Monday, 7 March 2011
Ministers push Israel PM over new peace plan
Top Israeli ministers on Monday urged Prime Minister Benjamin Netanyahu to swiftly make public details of his new diplomatic initiative in a bid to end the Jewish state's increasing isolation.Skip related content
Over the past week, the Israeli press has been filled with reports about Netanyahu's new plan to establish a Palestinian state within provisional borders as part of "a long-term interim agreement" -- details of which were expected to be announced during a trip to Washington in May.
But Defence Minister Ehud Barak on Monday urged Netanyahu to move faster in a bid "to move Israel out of its isolation."
"Such a decision must be taken in the coming weeks, not the coming months. A declaration before the Congress in May would be far too late," he told public radio.
"The world will not accept that we continue to rule over another people after 43 years," he said in reference to Israel's occupation of land it captured in the 1967 Six Day War.
Earlier, public radio quoted sources in Netanyahu's office as saying the premier was trying to bring forward his US trip and travel to Washington in the coming weeks where he would present his new initiative in a speech to the US Congress.
Intelligence Minister Dan Meridor -- who, like Barak, is also part of Netanyahu's inner circle of seven -- said that if Israel did not move quickly, the world would soon recognise a Palestinian state along the 1967 borders.
"We have to be proactive before calamity hits, before we are isolated," he told army radio.
"We must define our goal quickly.

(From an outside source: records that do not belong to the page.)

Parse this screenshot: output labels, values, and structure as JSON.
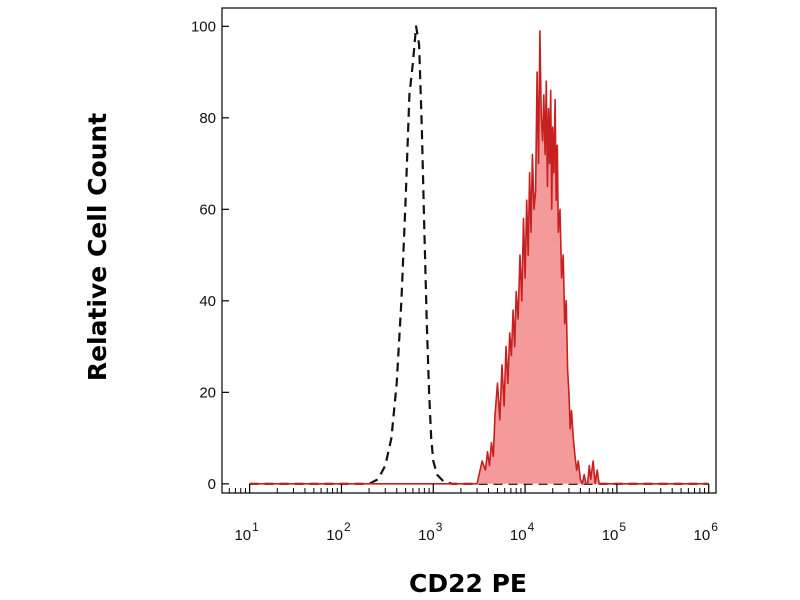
{
  "chart_data": {
    "type": "area",
    "title": "",
    "xlabel": "CD22 PE",
    "ylabel": "Relative Cell Count",
    "x_scale": "log",
    "xlim": [
      5,
      1200000
    ],
    "ylim": [
      -2,
      104
    ],
    "grid": false,
    "y_ticks": [
      {
        "value": 0,
        "label": "0"
      },
      {
        "value": 20,
        "label": "20"
      },
      {
        "value": 40,
        "label": "40"
      },
      {
        "value": 60,
        "label": "60"
      },
      {
        "value": 80,
        "label": "80"
      },
      {
        "value": 100,
        "label": "100"
      }
    ],
    "x_ticks": [
      {
        "value": 10,
        "base": "10",
        "exp": "1"
      },
      {
        "value": 100,
        "base": "10",
        "exp": "2"
      },
      {
        "value": 1000,
        "base": "10",
        "exp": "3"
      },
      {
        "value": 10000,
        "base": "10",
        "exp": "4"
      },
      {
        "value": 100000,
        "base": "10",
        "exp": "5"
      },
      {
        "value": 1000000,
        "base": "10",
        "exp": "6"
      }
    ],
    "series": [
      {
        "style": "dashed",
        "color": "#111111",
        "x": [
          10,
          100,
          200,
          250,
          300,
          350,
          400,
          450,
          500,
          550,
          600,
          650,
          700,
          750,
          800,
          850,
          900,
          950,
          1000,
          1100,
          1300,
          1600,
          2000,
          3000,
          1000000
        ],
        "y": [
          0,
          0,
          0,
          1,
          4,
          10,
          22,
          40,
          62,
          85,
          92,
          100,
          96,
          78,
          55,
          35,
          20,
          10,
          5,
          2,
          0.5,
          0,
          0,
          0,
          0
        ]
      },
      {
        "style": "filled",
        "color": "#c62020",
        "fill": "#f59a9a",
        "x": [
          10,
          3000,
          3400,
          3700,
          3900,
          4100,
          4300,
          4500,
          4700,
          5000,
          5300,
          5600,
          5900,
          6200,
          6500,
          6800,
          7100,
          7400,
          7700,
          8000,
          8400,
          8800,
          9200,
          9600,
          10000,
          10400,
          10800,
          11200,
          11600,
          12000,
          12500,
          13000,
          13500,
          14000,
          14500,
          15000,
          15500,
          16000,
          16500,
          17000,
          17500,
          18000,
          18500,
          19000,
          19500,
          20000,
          20600,
          21200,
          21800,
          22400,
          23000,
          24000,
          25000,
          26000,
          27000,
          28000,
          29000,
          30000,
          31000,
          32000,
          33500,
          35000,
          36500,
          38000,
          40000,
          42000,
          44000,
          46000,
          48000,
          50000,
          52000,
          55000,
          58000,
          61000,
          64000,
          70000,
          80000,
          1000000
        ],
        "y": [
          0,
          0,
          5,
          3,
          7,
          4,
          9,
          6,
          15,
          22,
          14,
          26,
          17,
          30,
          22,
          33,
          28,
          38,
          30,
          42,
          36,
          50,
          40,
          58,
          45,
          62,
          50,
          68,
          55,
          72,
          60,
          64,
          90,
          70,
          99,
          80,
          75,
          85,
          72,
          88,
          65,
          82,
          70,
          86,
          60,
          78,
          68,
          84,
          62,
          74,
          55,
          60,
          45,
          50,
          35,
          40,
          25,
          20,
          12,
          16,
          10,
          6,
          3,
          5,
          1,
          0,
          2,
          0,
          0,
          4,
          1,
          5,
          0,
          3,
          0,
          0,
          0,
          0
        ]
      }
    ]
  }
}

There is a danger that if we leave things unclear we will reach a situation that we?ve seen recently at the UN Security Council," he said of a Palestinian attempt last month to push through an anti-settlement resolution at the UN Security Council.
The resolution, which condemned Israel's policy of building on land occupied in 1967, was supported by 14 out of 15 Council members, but stopped in its tracks after the United States cast a deeply unpopular veto.

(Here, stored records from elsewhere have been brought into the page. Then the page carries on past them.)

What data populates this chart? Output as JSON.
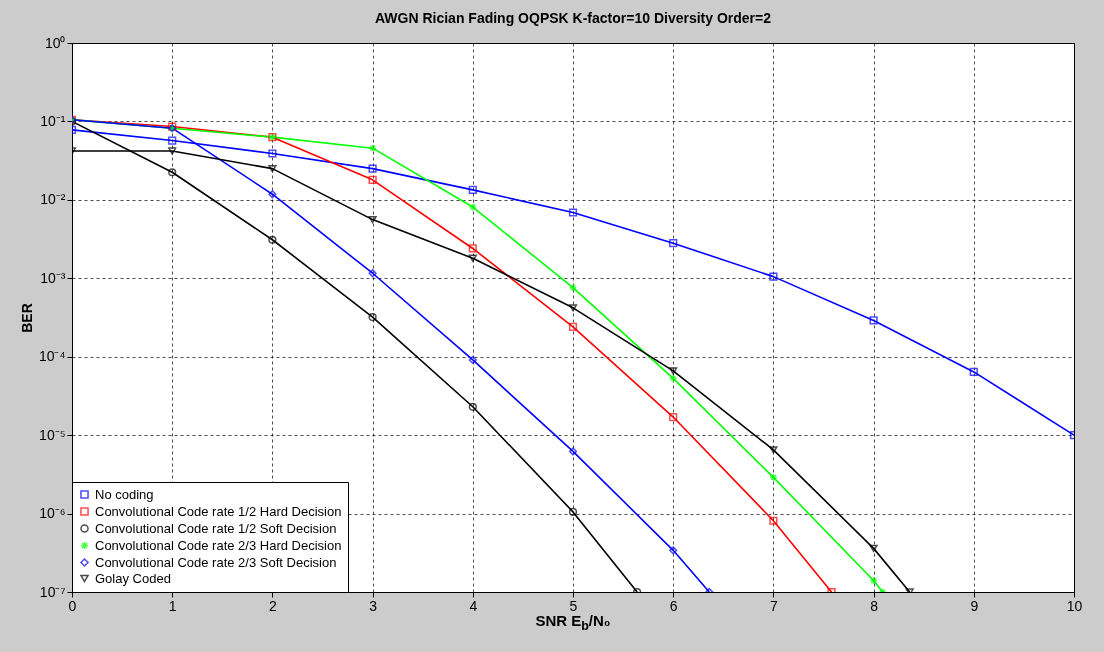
{
  "chart_data": {
    "type": "line",
    "title": "AWGN Rician Fading OQPSK K-factor=10 Diversity Order=2",
    "xlabel": "SNR E$_{b}$/N₀",
    "ylabel": "BER",
    "log": true,
    "grid": true,
    "legend": "bottom left",
    "xlim": [
      0,
      10
    ],
    "xticks": [
      0,
      1,
      2,
      3,
      4,
      5,
      6,
      7,
      8,
      9,
      10
    ],
    "ylim": [
      1e-07,
      1
    ],
    "yticks": [
      {
        "value": 1e-07,
        "label": "10⁻⁷"
      },
      {
        "value": 1e-06,
        "label": "10⁻⁶"
      },
      {
        "value": 1e-05,
        "label": "10⁻⁵"
      },
      {
        "value": 0.0001,
        "label": "10⁻⁴"
      },
      {
        "value": 0.001,
        "label": "10⁻³"
      },
      {
        "value": 0.01,
        "label": "10⁻²"
      },
      {
        "value": 0.1,
        "label": "10⁻¹"
      },
      {
        "value": 1,
        "label": "10⁰"
      }
    ],
    "series": [
      {
        "name": "No coding",
        "color": "#0000ff",
        "marker": "square",
        "x": [
          0,
          1,
          2,
          3,
          4,
          5,
          6,
          7,
          8,
          9,
          10
        ],
        "values": [
          0.078,
          0.057,
          0.039,
          0.025,
          0.0134,
          0.0069,
          0.0028,
          0.00105,
          0.00029,
          6.4e-05,
          1e-05
        ]
      },
      {
        "name": "Convolutional Code rate 1/2 Hard Decision",
        "color": "#ff0000",
        "marker": "square",
        "x": [
          0,
          1,
          2,
          3,
          4,
          5,
          6,
          7,
          7.58
        ],
        "values": [
          0.105,
          0.086,
          0.063,
          0.018,
          0.0024,
          0.00024,
          1.7e-05,
          8.1e-07,
          1e-07
        ]
      },
      {
        "name": "Convolutional Code rate 1/2 Soft Decision",
        "color": "#000000",
        "marker": "circle",
        "x": [
          0,
          1,
          2,
          3,
          4,
          5,
          5.64
        ],
        "values": [
          0.1,
          0.0225,
          0.0031,
          0.00032,
          2.3e-05,
          1.05e-06,
          1e-07
        ]
      },
      {
        "name": "Convolutional Code rate 2/3 Hard Decision",
        "color": "#00ff00",
        "marker": "cross",
        "x": [
          0,
          1,
          2,
          3,
          4,
          5,
          6,
          7,
          8,
          8.09
        ],
        "values": [
          0.105,
          0.082,
          0.063,
          0.0456,
          0.0081,
          0.00076,
          5.3e-05,
          2.9e-06,
          1.4e-07,
          1e-07
        ]
      },
      {
        "name": "Convolutional Code rate 2/3 Soft Decision",
        "color": "#0000ff",
        "marker": "diamond",
        "x": [
          0,
          1,
          2,
          3,
          4,
          5,
          6,
          6.36
        ],
        "values": [
          0.105,
          0.082,
          0.0118,
          0.00116,
          9.1e-05,
          6.2e-06,
          3.4e-07,
          1e-07
        ]
      },
      {
        "name": "Golay Coded",
        "color": "#000000",
        "marker": "triangle",
        "x": [
          0,
          1,
          2,
          3,
          4,
          5,
          6,
          7,
          8,
          8.36
        ],
        "values": [
          0.042,
          0.042,
          0.025,
          0.0056,
          0.0018,
          0.00042,
          6.6e-05,
          6.5e-06,
          3.6e-07,
          1e-07
        ]
      }
    ]
  }
}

"It will all suffer the same fate -- the Jewish Quarter together with Elon Moreh and Bracha," Meridor said, comparing the Jewish part of Jerusalem's Old City with two West Bank settlements.
Under international law, all three are considered to be illegally occupied, but the Jewish Quarter is widely expected to stay under Israeli sovereignty in any peace deal rather than the other two which are considered politically expendable.
But Netanyahu's plan stands little chance of being accepted by the Palestinians who have always rejected the notion of any interim deal or any agreement that does not include permanent resolution of final status issues such as Jerusalem and the Palestinian refugees.
Israel has come under increasing pressure in recent months over the stalled direct peace talks, which ground to a halt shortly after being relaunched by Washington in September 2010 over the issue of settlement construction.
A limited Israeli moratorium on settlement building expired shortly after the talks began, with Netanyahu refusing to renew the ban and the Palestinians refusing to hold talks while Israeli builds on land it wants for a state.
The stalemate and Israel's continued settlement construction have angered many in the international community, resulting in near universal support for the Security Council's anti-settlement resolution.